I told my mom one night that she was a bad bitch. Before you think I’m crazy, hear me out. She was a bit skeptical at first, but when I told her that Urban Dictionary describes it as “a female who knows what she wants and knows exactly how to get it”, she readily accepted her title. My mother is awesome – she is the true embodiment of #goals and it both scares and empowers me knowing that I have such huge shoes to fill. She runs several companies with almost a thousand employees under her wing, she’s an excellent homemaker and I don’t think I’ve seen anyone rock a Valentino dress the way she does. She taught me the meaning of unconditional love and how to celebrate being a woman. On top of that, despite all the successes life has graced her with, she remains humble and completely down to earth.
A woman of grace, substance and style – she truly is the baddest bitch around.
My mom has been there for me throughout every single break-up I’ve encountered. I used to hate how she would meddle, but now I voluntarily seek her advice whenever I’m feeling down in the dumps.
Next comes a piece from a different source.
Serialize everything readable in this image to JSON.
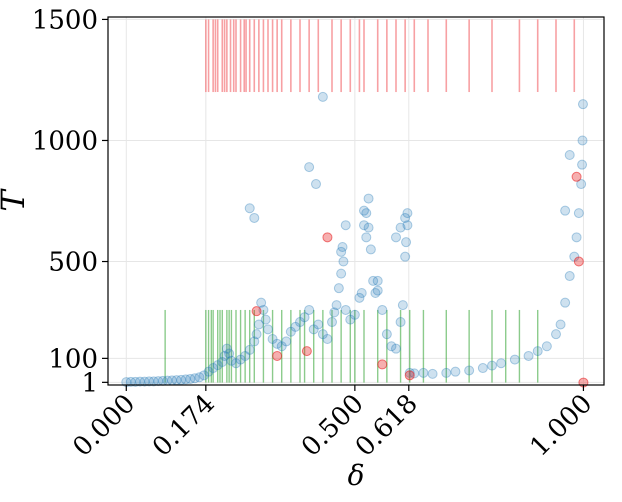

Whether they were short or long-term relationships, she always knew how to knock some sense into me and here are a few lessons I’ve learned from her along the way:
1. You attract what you are.
We oftentimes complain about the scarcity of good men or women. “Why am I single, where have all the good ones gone?” or “Why am I stuck in a crappy relationship?” are questions we often toss around. The harsh reality is, you are where you are for a reason. Before looking at external factors, it’s best to look at yourself first. My mom told me once that your relationship is a reflection of you – the kind partner you attract, the things you do as a couple, and the problems you both face. You can visualize and wish for the woman of your dreams or Mr. Right all you want, but you will eventually get someone aligned to who you are as a person. If you want to attract a great partner, work on being great first. This is where your goals, values and experiences come to play. A mediocre person may attract an extraordinary person for a while, but the truth will always come out and little to no common ground will be found in the long run. How can a mediocre mind sustain an iconic one? If you wish to be part of a relationship that is fulfilling and holistic, focus on being a person with a lot to contribute before anything else.
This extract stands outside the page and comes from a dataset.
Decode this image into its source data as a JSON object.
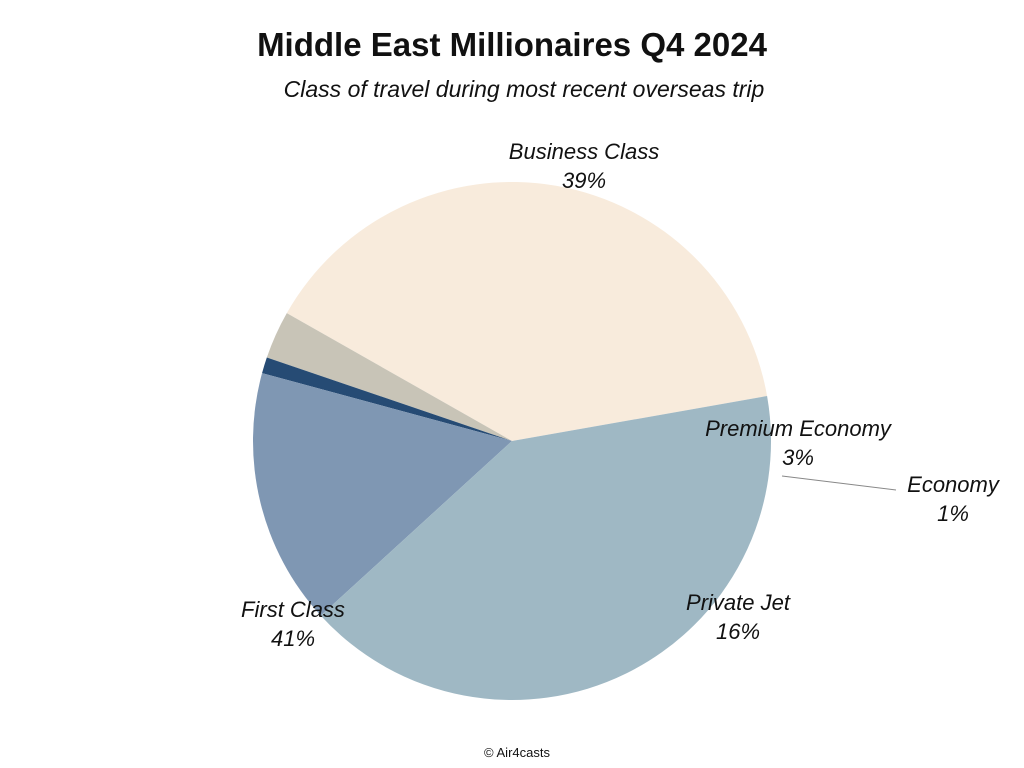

2. What you resist persists.
Human nature is to resist anything that makes us uncomfortable. Sadness, loneliness, longing – you know what I mean. We often push these feelings aside thinking that if we run far away enough, they would somehow magically disappear. Some result to an overloaded amount of activities to keep busy, some turn to vices as a means of escape while others even use other people. (Guilty!) My mom has always told me that the more you hold back your feelings, the more it multiplies from within. The more you resist an emotion and pretend that it isn’t there, the more it grows and festers. The saddest thing you can be is an escapist – while you think you’re fine avoiding your emotions, little do you know that they’ve been piling up in tremendous amounts just waiting for a moment to explode. And believe me, you wouldn’t want to have mental breakdown at work or during a family dinner. Take time to be angry, cry or feel lonely. When things aren’t under your control, it’s perfectly fine to be sad about it. Always honor and stay true to how you feel.
3. What you let out, comes back to you.
Know that super good-looking photo of yourself on Instagram? The one you posted so your ex would “suffer” or “regret ever letting you go”? A bit immature, but admit it. No matter how good the relationship was, I’m sure that thought has crossed your mind. For past relationships that have deeply hurt you, you can’t help but want to take revenge in some form. From a shallower perspective showcasing “I’m still happy without you” posts online to deeper aspects such as wishing they experience the exact pain they’ve inflicted upon you – these thoughts really won’t get you anywhere. Having the intention to hurt someone may temporarily feel good at first, but it will come back to you tenfold because you still remain in his or her trap. Your actions are still obviously revolving around them and that is far from a life of freedom. You will find yourself still caught up in their thoughts or feelings towards you and this will hinder you from a life of tranquility. On the other hand, if you genuinely wish them happiness, that as well comes back tenfold because you yourself will be at peace. It may be a colossal challenge to wish happiness upon someone who triggers a copious amount of negative emotions inside of you, but it’s good for your soul in the long run.
4. You will never really know.
Sadly, we weren’t given the power to read minds. One never really knows what the other is going through – and social media posts don’t count. Does your ex think about you everyday? Is your ex completely over you? Has your ex fallen in love again? Are you still that one true love? You will never really know and your ex wouldn’t either. It’s not like you both would just blatantly express your feelings to one another, all forms of pride aside. That’s not how the world works. So instead of beating yourself up with what ifs, focus on what you do know – which is what you feel. Focus on your own growth and the own mastery of your feelings.
5. Always come from a place of great compassion.
I’ll keep this short and sweet. Always remember that your ex is also going through what you’re going through. It doesn’t matter who broke up with whom or if it was a mutual agreement – you’re both trying to heal and find your way through. One may be coping differently from the other, but both of you are still coping. Some choose to cope in silence, some choose to be more expressive. Some try to put up a tough front while others choose to show vulnerability. Coping mechanisms may vary but one aspect remains the same – you both just want happiness. Always remember that and always come from a place of great compassion.